In back, the U-shaped house wraps around a sheltered courtyard centered on a south-facing view of Mount Tamalpais. Inside, a foyer, a parlor
and dining room are laid out in a row in the middle wing, separated only
by wood-clad partition walls. An eat-in kitchen in the east wing has views
of San Francisco Bay, and next to it are an office and a family room. In the
two-story west wing, the master suite and a guest room are downstairs,
while children’s rooms are up on the top floor.
Shortly after Killen’s understated shell was first conceived, the Daboras
stumbled upon San Francisco interior designer Steve Justrich’s website
and rapidly hired him because they liked what they saw, including his
design for a project in Big Sur.

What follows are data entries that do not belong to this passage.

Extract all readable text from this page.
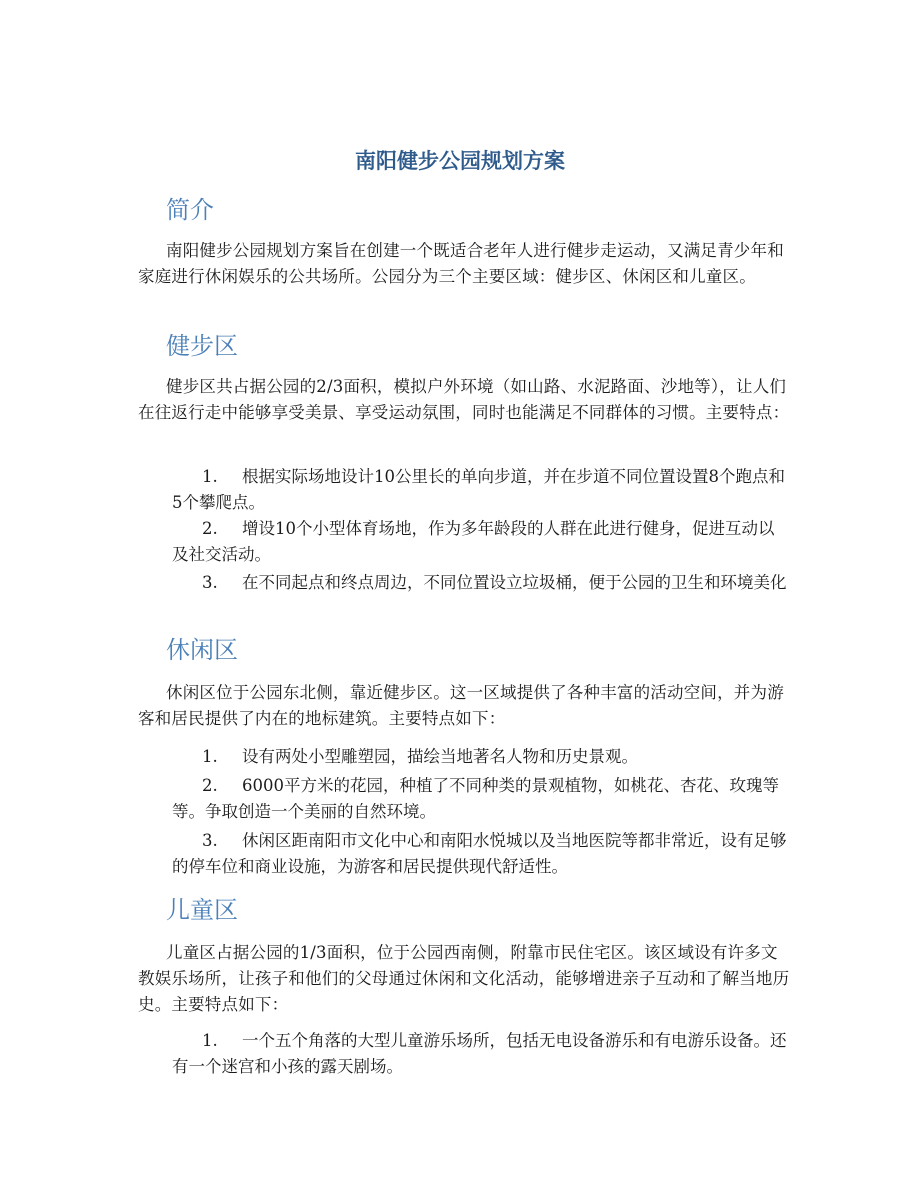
南阳健步公园规划方案
简介
南阳健步公园规划方案旨在创建一个既适合老年人进行健步走运动，又满足青少年和家庭进行休闲娱乐的公共场所。公园分为三个主要区域：健步区、休闲区和儿童区。
健步区
健步区共占据公园的2/3面积，模拟户外环境（如山路、水泥路面、沙地等），让人们在往返行走中能够享受美景、享受运动氛围，同时也能满足不同群体的习惯。主要特点：
1. 根据实际场地设计10公里长的单向步道，并在步道不同位置设置8个跑点和5个攀爬点。
2. 增设10个小型体育场地，作为多年龄段的人群在此进行健身，促进互动以及社交活动。
3. 在不同起点和终点周边，不同位置设立垃圾桶，便于公园的卫生和环境美化
休闲区
休闲区位于公园东北侧，靠近健步区。这一区域提供了各种丰富的活动空间，并为游客和居民提供了内在的地标建筑。主要特点如下：
1. 设有两处小型雕塑园，描绘当地著名人物和历史景观。
2. 6000平方米的花园，种植了不同种类的景观植物，如桃花、杏花、玫瑰等等。争取创造一个美丽的自然环境。
3. 休闲区距南阳市文化中心和南阳水悦城以及当地医院等都非常近，设有足够的停车位和商业设施，为游客和居民提供现代舒适性。
儿童区
儿童区占据公园的1/3面积，位于公园西南侧，附靠市民住宅区。该区域设有许多文教娱乐场所，让孩子和他们的父母通过休闲和文化活动，能够增进亲子互动和了解当地历史。主要特点如下：
1. 一个五个角落的大型儿童游乐场所，包括无电设备游乐和有电游乐设备。还有一个迷宫和小孩的露天剧场。
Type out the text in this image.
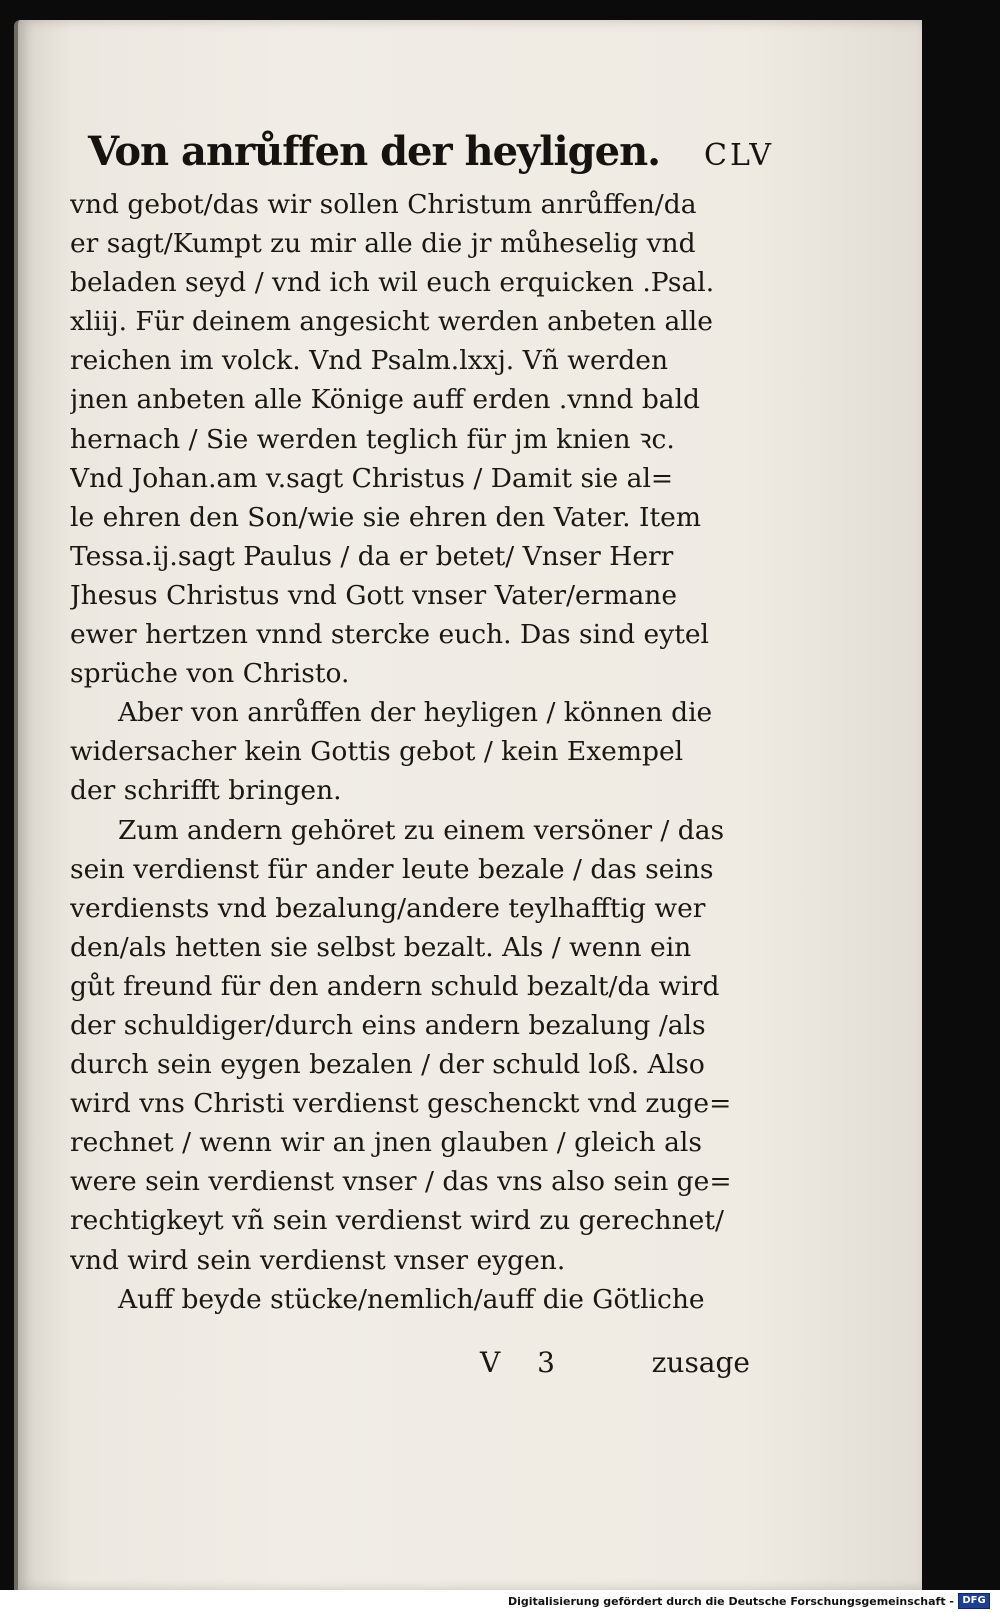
Von anrůffen der heyligen. CLV
vnd gebot/das wir sollen Christum anrůffen/da
er sagt/Kumpt zu mir alle die jr můheselig vnd
beladen seyd / vnd ich wil euch erquicken .Psal.
xliij. Für deinem angesicht werden anbeten alle
reichen im volck. Vnd Psalm.lxxj. Vñ werden
jnen anbeten alle Könige auff erden .vnnd bald
hernach / Sie werden teglich für jm knien ꝛc.
Vnd Johan.am v.sagt Christus / Damit sie al=
le ehren den Son/wie sie ehren den Vater. Item
Tessa.ij.sagt Paulus / da er betet/ Vnser Herr
Jhesus Christus vnd Gott vnser Vater/ermane
ewer hertzen vnnd stercke euch. Das sind eytel
sprüche von Christo.
Aber von anrůffen der heyligen / können die
widersacher kein Gottis gebot / kein Exempel
der schrifft bringen.
Zum andern gehöret zu einem versöner / das
sein verdienst für ander leute bezale / das seins
verdiensts vnd bezalung/andere teylhafftig wer
den/als hetten sie selbst bezalt. Als / wenn ein
gůt freund für den andern schuld bezalt/da wird
der schuldiger/durch eins andern bezalung /als
durch sein eygen bezalen / der schuld loß. Also
wird vns Christi verdienst geschenckt vnd zuge=
rechnet / wenn wir an jnen glauben / gleich als
were sein verdienst vnser / das vns also sein ge=
rechtigkeyt vñ sein verdienst wird zu gerechnet/
vnd wird sein verdienst vnser eygen.
Auff beyde stücke/nemlich/auff die Götliche
V 3	zusage
Digitalisierung gefördert durch die Deutsche Forschungsgemeinschaft - DFG
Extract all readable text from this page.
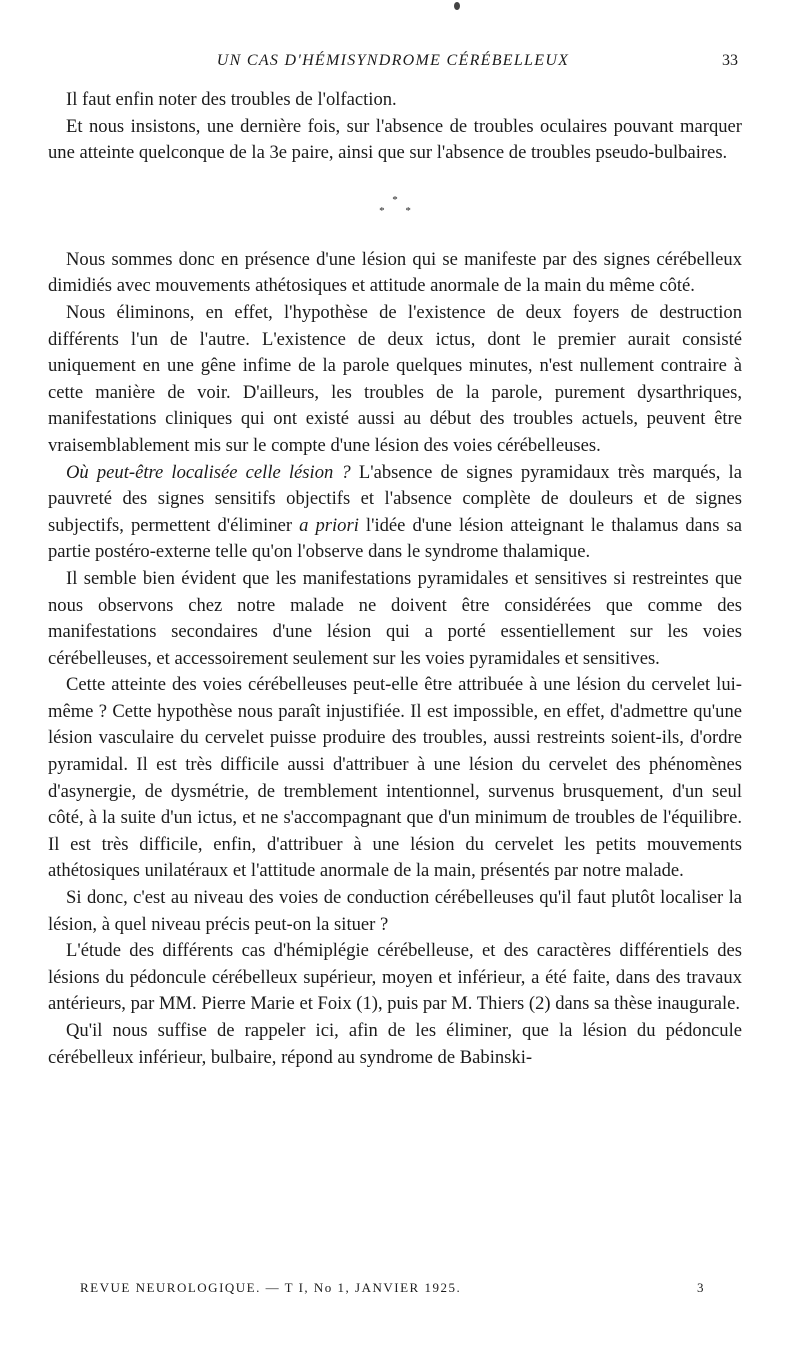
UN CAS D'HÉMISYNDROME CÉRÉBELLEUX	33

Il faut enfin noter des troubles de l'olfaction.

Et nous insistons, une dernière fois, sur l'absence de troubles oculaires pouvant marquer une atteinte quelconque de la 3e paire, ainsi que sur l'absence de troubles pseudo-bulbaires.

*
* *

Nous sommes donc en présence d'une lésion qui se manifeste par des signes cérébelleux dimidiés avec mouvements athétosiques et attitude anormale de la main du même côté.

Nous éliminons, en effet, l'hypothèse de l'existence de deux foyers de destruction différents l'un de l'autre. L'existence de deux ictus, dont le premier aurait consisté uniquement en une gêne infime de la parole quelques minutes, n'est nullement contraire à cette manière de voir. D'ailleurs, les troubles de la parole, purement dysarthriques, manifestations cliniques qui ont existé aussi au début des troubles actuels, peuvent être vraisemblablement mis sur le compte d'une lésion des voies cérébelleuses.

Où peut-être localisée celle lésion ? L'absence de signes pyramidaux très marqués, la pauvreté des signes sensitifs objectifs et l'absence complète de douleurs et de signes subjectifs, permettent d'éliminer a priori l'idée d'une lésion atteignant le thalamus dans sa partie postéro-externe telle qu'on l'observe dans le syndrome thalamique.

Il semble bien évident que les manifestations pyramidales et sensitives si restreintes que nous observons chez notre malade ne doivent être considérées que comme des manifestations secondaires d'une lésion qui a porté essentiellement sur les voies cérébelleuses, et accessoirement seulement sur les voies pyramidales et sensitives.

Cette atteinte des voies cérébelleuses peut-elle être attribuée à une lésion du cervelet lui-même ? Cette hypothèse nous paraît injustifiée. Il est impossible, en effet, d'admettre qu'une lésion vasculaire du cervelet puisse produire des troubles, aussi restreints soient-ils, d'ordre pyramidal. Il est très difficile aussi d'attribuer à une lésion du cervelet des phénomènes d'asynergie, de dysmétrie, de tremblement intentionnel, survenus brusquement, d'un seul côté, à la suite d'un ictus, et ne s'accompagnant que d'un minimum de troubles de l'équilibre. Il est très difficile, enfin, d'attribuer à une lésion du cervelet les petits mouvements athétosiques unilatéraux et l'attitude anormale de la main, présentés par notre malade.

Si donc, c'est au niveau des voies de conduction cérébelleuses qu'il faut plutôt localiser la lésion, à quel niveau précis peut-on la situer ?

L'étude des différents cas d'hémiplégie cérébelleuse, et des caractères différentiels des lésions du pédoncule cérébelleux supérieur, moyen et inférieur, a été faite, dans des travaux antérieurs, par MM. Pierre Marie et Foix (1), puis par M. Thiers (2) dans sa thèse inaugurale.

Qu'il nous suffise de rappeler ici, afin de les éliminer, que la lésion du pédoncule cérébelleux inférieur, bulbaire, répond au syndrome de Babinski-

REVUE NEUROLOGIQUE. — T I, No 1, JANVIER 1925.	3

They consulted with Justrich Design on
interior finishes and chose locally produced materials, especially in the
bathrooms and the kitchen, where the backsplashes have Heath tiles.
Justrich also suggested flooring material, custom carpet sizes and furniture layouts, but surprisingly, although their home was completely built
about a year ago, the Daboras simply could not decide on new furniture.
Killen’s architecture had provided them with a sort of clean slate, with
mostly white walls inside and freestanding partitions of oak wood between
public rooms that was quite different from what they were used to.
“Although our old furniture did not quite fit his 10-foot-high rooms
with large windows, we hung on to it while we tried to understand what
we really wanted,” Robyn says.
Then, one day, keen to find a breakfast table that would fit comfortably
into a small bay window in the kitchen, they yielded to Justrich’s proposals
for a custom piece. That’s what it took to break the logjam of indecision.